Un aspect particulièrement intrigant de cette étude réside dans la découverte inattendue de bactéries dites extrémophiles (d’autres organismes le sont, comme cette plante) au sein des micro-ondes de laboratoire. Ces êtres vivants remarquables sont réputés pour leur capacité à prospérer dans des milieux particulièrement hostiles : glaces du continent Antarctique, évents hydrothermaux des abysses (fissures dans le fond marin d’où s’échappent de l’eau surchauffée et des minéraux), profondeurs de la croûte terrestre, etc.

Leur présence dans un appareil aussi banal qu’un four à micro-ondes est pour le moins déconcertante, mais s’explique par leur aptitude exceptionnelle à résister aux conditions extrêmes générées lors de l’utilisation de ces appareils : chaleur intense, rayonnements et dessiccation sévère.

L’équipe avance l’hypothèse que ces bactéries auraient pu être « sélectionnées » par l’évolution pour s’adapter à ces conditions répétées. « Il n’est pas nécessaire d’aller dans des endroits très exotiques géographiquement pour trouver une grande diversité de micro-organismes » explique Manuel Porcar, microbiologiste et co-auteur de l’étude.

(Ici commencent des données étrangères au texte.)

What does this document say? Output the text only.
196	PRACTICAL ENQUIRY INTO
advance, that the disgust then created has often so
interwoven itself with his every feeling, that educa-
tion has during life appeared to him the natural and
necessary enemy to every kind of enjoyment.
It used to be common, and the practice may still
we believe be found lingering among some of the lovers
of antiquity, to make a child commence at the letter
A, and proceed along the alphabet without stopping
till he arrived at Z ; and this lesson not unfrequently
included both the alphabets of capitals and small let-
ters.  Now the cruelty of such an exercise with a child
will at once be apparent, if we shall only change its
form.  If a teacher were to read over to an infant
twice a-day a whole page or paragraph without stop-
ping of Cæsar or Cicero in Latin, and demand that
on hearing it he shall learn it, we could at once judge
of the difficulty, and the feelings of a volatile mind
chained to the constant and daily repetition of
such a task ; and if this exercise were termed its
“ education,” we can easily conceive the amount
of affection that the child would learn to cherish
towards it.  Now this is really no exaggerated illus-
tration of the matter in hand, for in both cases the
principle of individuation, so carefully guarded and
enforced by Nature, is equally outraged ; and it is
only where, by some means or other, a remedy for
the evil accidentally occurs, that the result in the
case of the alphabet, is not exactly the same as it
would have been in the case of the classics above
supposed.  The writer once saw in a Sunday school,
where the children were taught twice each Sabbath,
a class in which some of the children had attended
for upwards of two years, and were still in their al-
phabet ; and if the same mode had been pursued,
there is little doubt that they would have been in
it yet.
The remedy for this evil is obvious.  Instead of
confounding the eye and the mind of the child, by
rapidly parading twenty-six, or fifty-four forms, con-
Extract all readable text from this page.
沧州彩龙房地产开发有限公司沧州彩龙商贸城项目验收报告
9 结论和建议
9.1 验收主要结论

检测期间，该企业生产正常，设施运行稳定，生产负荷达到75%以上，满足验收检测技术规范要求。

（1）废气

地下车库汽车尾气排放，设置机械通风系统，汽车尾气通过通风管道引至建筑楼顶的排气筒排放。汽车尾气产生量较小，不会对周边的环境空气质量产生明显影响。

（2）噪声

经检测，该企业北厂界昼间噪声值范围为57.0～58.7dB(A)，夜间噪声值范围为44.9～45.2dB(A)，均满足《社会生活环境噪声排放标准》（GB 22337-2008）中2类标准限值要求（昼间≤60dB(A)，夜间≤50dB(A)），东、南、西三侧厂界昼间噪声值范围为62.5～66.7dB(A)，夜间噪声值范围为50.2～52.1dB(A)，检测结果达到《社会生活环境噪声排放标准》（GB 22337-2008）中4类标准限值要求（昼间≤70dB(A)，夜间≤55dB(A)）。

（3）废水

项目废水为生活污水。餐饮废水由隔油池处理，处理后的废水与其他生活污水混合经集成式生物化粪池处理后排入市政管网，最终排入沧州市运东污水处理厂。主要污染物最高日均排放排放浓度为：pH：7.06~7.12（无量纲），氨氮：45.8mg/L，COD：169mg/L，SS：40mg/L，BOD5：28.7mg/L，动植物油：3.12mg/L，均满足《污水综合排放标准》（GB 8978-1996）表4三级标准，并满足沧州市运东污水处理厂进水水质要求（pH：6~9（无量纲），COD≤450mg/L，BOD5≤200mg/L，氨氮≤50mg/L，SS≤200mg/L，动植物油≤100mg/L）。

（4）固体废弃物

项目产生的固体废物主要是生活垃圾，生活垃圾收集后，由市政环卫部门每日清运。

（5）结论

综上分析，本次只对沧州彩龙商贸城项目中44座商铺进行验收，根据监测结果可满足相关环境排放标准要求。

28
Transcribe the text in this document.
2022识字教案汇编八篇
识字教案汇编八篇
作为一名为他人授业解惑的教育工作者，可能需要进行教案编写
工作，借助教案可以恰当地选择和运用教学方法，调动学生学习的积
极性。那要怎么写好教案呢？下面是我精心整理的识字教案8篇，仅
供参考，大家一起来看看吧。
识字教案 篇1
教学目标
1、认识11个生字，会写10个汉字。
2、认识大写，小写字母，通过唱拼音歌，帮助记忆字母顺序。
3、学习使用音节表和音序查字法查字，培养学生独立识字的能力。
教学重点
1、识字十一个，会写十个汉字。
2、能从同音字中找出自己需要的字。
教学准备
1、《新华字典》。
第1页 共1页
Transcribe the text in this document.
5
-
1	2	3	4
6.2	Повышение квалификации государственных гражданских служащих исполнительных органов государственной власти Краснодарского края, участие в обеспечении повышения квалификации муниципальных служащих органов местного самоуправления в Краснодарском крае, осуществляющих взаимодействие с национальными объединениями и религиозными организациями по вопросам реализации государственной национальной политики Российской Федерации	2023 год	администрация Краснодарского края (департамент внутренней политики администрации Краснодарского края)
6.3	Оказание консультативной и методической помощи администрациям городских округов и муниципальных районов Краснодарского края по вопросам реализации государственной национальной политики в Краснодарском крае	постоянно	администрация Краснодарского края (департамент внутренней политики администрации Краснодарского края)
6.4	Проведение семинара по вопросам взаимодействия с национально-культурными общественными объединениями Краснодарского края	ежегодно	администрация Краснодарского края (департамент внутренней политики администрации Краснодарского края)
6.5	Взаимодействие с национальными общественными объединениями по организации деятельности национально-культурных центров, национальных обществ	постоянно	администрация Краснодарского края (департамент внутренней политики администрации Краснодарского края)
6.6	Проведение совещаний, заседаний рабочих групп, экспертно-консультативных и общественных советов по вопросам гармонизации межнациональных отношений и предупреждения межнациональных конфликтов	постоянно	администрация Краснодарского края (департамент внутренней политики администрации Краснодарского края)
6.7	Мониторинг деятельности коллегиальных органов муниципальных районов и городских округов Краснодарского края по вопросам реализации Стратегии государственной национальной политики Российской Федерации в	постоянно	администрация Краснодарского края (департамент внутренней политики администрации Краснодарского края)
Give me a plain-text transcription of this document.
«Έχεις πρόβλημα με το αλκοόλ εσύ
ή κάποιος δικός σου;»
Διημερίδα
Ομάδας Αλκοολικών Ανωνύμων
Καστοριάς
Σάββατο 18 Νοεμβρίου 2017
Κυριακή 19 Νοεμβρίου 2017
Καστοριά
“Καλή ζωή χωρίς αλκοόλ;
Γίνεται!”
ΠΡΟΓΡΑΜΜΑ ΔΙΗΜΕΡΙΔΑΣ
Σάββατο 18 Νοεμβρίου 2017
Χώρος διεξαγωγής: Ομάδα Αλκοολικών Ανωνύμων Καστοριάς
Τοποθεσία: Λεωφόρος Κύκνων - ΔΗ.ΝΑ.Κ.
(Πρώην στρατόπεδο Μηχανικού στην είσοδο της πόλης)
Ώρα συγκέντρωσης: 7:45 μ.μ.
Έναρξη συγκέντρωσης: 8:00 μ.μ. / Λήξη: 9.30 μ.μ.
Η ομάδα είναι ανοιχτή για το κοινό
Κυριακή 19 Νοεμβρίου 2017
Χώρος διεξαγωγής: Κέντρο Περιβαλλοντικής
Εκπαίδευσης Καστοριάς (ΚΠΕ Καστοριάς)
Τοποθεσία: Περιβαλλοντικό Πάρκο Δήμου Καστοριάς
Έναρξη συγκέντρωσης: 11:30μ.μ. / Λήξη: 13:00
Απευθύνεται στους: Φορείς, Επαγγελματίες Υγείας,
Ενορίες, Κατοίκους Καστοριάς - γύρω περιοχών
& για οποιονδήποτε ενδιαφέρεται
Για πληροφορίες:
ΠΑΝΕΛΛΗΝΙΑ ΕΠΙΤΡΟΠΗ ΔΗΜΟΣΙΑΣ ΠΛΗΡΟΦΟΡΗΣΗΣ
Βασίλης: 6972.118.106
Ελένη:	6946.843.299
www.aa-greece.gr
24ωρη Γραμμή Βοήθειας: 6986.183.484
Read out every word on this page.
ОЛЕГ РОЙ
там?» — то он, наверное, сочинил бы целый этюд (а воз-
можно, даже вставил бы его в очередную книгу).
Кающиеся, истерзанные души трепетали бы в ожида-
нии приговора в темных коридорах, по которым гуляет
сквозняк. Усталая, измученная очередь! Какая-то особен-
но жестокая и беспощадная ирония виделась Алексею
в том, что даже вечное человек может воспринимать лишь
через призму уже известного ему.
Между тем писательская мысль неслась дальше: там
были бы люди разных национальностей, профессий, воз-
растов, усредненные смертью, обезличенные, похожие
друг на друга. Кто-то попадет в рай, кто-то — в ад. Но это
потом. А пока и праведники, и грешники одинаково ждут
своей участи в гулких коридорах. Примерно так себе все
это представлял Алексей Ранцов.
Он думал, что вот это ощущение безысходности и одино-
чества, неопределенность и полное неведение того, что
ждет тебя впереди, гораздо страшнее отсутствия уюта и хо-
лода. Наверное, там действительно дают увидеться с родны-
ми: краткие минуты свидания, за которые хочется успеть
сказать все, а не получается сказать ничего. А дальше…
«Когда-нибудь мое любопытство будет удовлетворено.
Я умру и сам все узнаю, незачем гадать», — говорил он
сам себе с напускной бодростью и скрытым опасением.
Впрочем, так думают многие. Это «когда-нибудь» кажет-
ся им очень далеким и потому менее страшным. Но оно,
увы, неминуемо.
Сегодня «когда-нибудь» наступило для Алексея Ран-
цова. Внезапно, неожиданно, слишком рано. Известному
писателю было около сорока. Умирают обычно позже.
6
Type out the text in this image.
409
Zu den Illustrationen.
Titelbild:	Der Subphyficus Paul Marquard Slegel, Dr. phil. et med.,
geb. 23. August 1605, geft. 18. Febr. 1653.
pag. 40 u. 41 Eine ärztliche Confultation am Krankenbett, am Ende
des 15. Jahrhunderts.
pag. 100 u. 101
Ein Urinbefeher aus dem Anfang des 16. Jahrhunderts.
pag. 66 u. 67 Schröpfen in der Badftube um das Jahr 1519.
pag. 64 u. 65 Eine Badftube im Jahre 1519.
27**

Cette découverte ouvre des perspectives prometteuses en matière de biotechnologie, notamment dans le domaine de la bioremédiation, où ces bactéries pourraient être exploitées pour la dégradation de substances toxiques. Ainsi, ces organismes résilients pourraient jouer un rôle bien plus utile que celui de simples curiosités scientifiques.

Quelles implications pour votre quotidien ?

Pour le grand public, les implications de cette étude sont plus simples. Bien que votre micro-ondes ne soit pas à considérer comme un réservoir pathogène qu’il faudrait craindre, il n’en demeure pas moins qu’il abrite une diversité microbienne méritant une attention régulière en termes d’entretien.

Il est donc vivement recommandé de nettoyer son micro-ondes aussi fréquemment que les autres surfaces de la cuisine afin d’éliminer les germes potentiels. Cette recommandation prend tout son sens pour les micro-ondes partagés dans les espaces collectifs tels que les bureaux, où de plus nombreux utilisateurs peuvent introduire divers micro-organismes.

Les conclusions de cette étude ne sont donc pas spécialement inquiétantes et n’ont pas révélé de danger particulier pour la santé des utilisateurs. Votre micro-ondes n’est pas stérile, mais il n’est pas non plus un abri à bactéries dangereuses, contrairement aux éponges de cuisines, aux planches à découper ou encore pire, votre smartphone. Dans le cas de ce dernier, des études ont montré que cet objet peut héberger des bactéries pathogènes telles que Staphylococcus aureus, responsable de diverses infections, ou Escherichia coli, une bactérie souvent associée à des contaminations fécales. Ces microbes peuvent survivre sur les surfaces des téléphones pendant des heures, voire des jours, surtout en tenant compte du fait qu’ils ne sont pas nettoyés aussi fréquemment que peuvent l’être des surfaces de cuisine.

  • Les micro-ondes abritent une diversité de microbes, y compris des extrémophiles résistants.
  • Nettoyer régulièrement votre micro-ondes est conseillé pour éliminer ces bactéries
  • Les conclusions ne révèlent pas de danger particulier, contrairement aux risques associés aux smartphones et autres objets du quotidien.